Эрни был прав. Я мог обойтись без сцены воссоединения семьи. Развернув машину, я увидел в зеркальце, как они набросились на него, обреченно дожидавшегося своей участи, и смешно потащили к месту расправы. В их целеустремленных действиях не было ни одного резкого движения или необдуманиого жеста. Они заботились о том, чтобы не причинить ему вреда, — он был вещью, сохранностью которой они дорожили больше всего на свете.
Я включил радио. На ультракоротких волнах все еще продолжалась программа рок-уик-энд, и «Силвер баллей бэнд» пели песню, которая называлась «Все то же самое». Слушать ее мешали помехи в эфире, и я настроил приемник на матч с Филадельфией.
Филадельфия проигрывала. Можно было спокойно ехать домой.
Когда я приехал домой, мои отец и сестренка сидели на кухне и ели сандвичи с жженым сахаром. Я сразу почувствовал голод и вспомнил, что еще не ужинал.
— Где ты был. Босс? — спросила Эллани, не отрывая глаз от «16», «Крим», «Тайгер бит» или чего-то в этом роде. Она называла меня Боссом с тех пор, как я в прошлом году открыл Брюса Спрингстина и сразу стал его поклонником. Предполагалось, что это прозвище подходило мне больше всего.

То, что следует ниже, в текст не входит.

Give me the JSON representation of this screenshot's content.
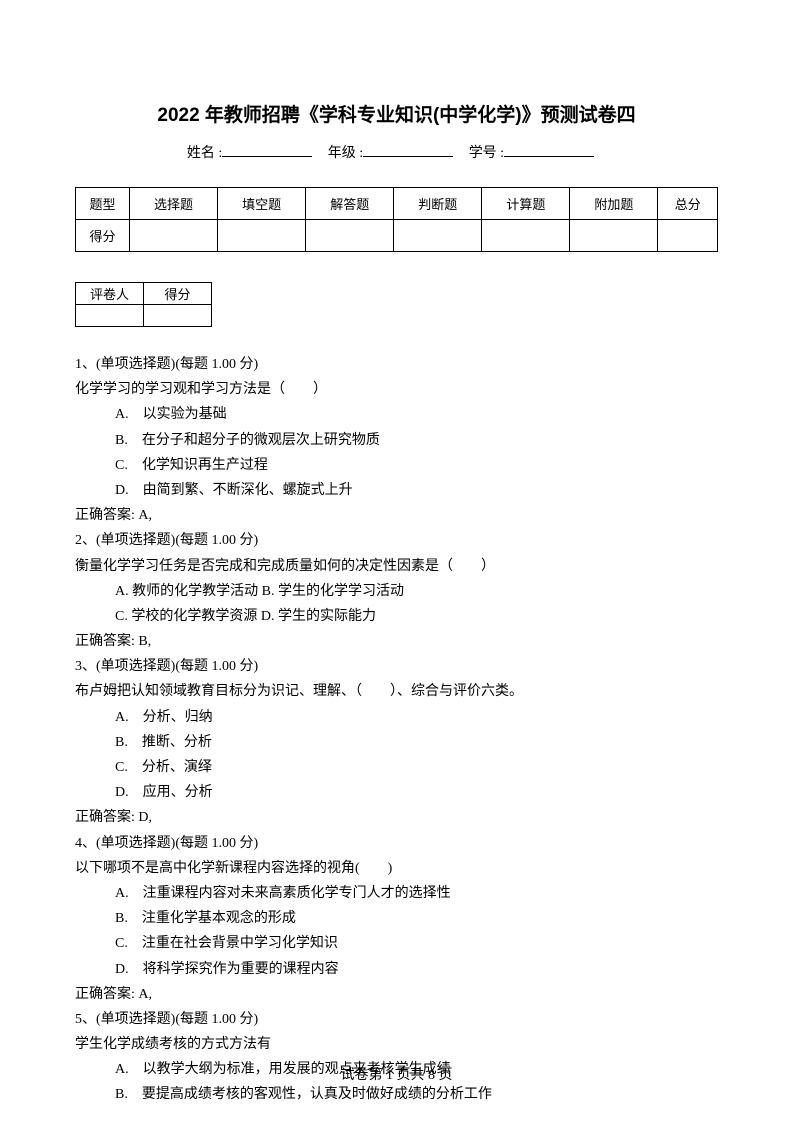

В четырнадцать лет Эллани уже начинала уходить из детства и превращаться в полноценную американскую красавицу — высокую, темноволосую и голубоглазую. Но летом 1978 года она обладала всеми особенностями заурядного подростка. В девять она начинала с Донни и Мэри, в одиннадцать переключалась на Джона Траволту (однажды я по ошибке назвал его Джоном Револтой, и она так расцарапала мне шею, что срочно понадобился лейкопластырь. — не спорю, я был поделом наказан). В двенадцать она увлеклась комиком Диком Шоном. Затем наступило время Энди Джибба. Под конец она дала волю самым зловещим своим наклонностям, и тогда на смену всем пришли монстры тяжелого рока, такие как «Дип пепл» или новая группа «Стикс».
— Я помогал Эрни поставить на ремонт его машину, — сказал больше для отца, чем для Эллани.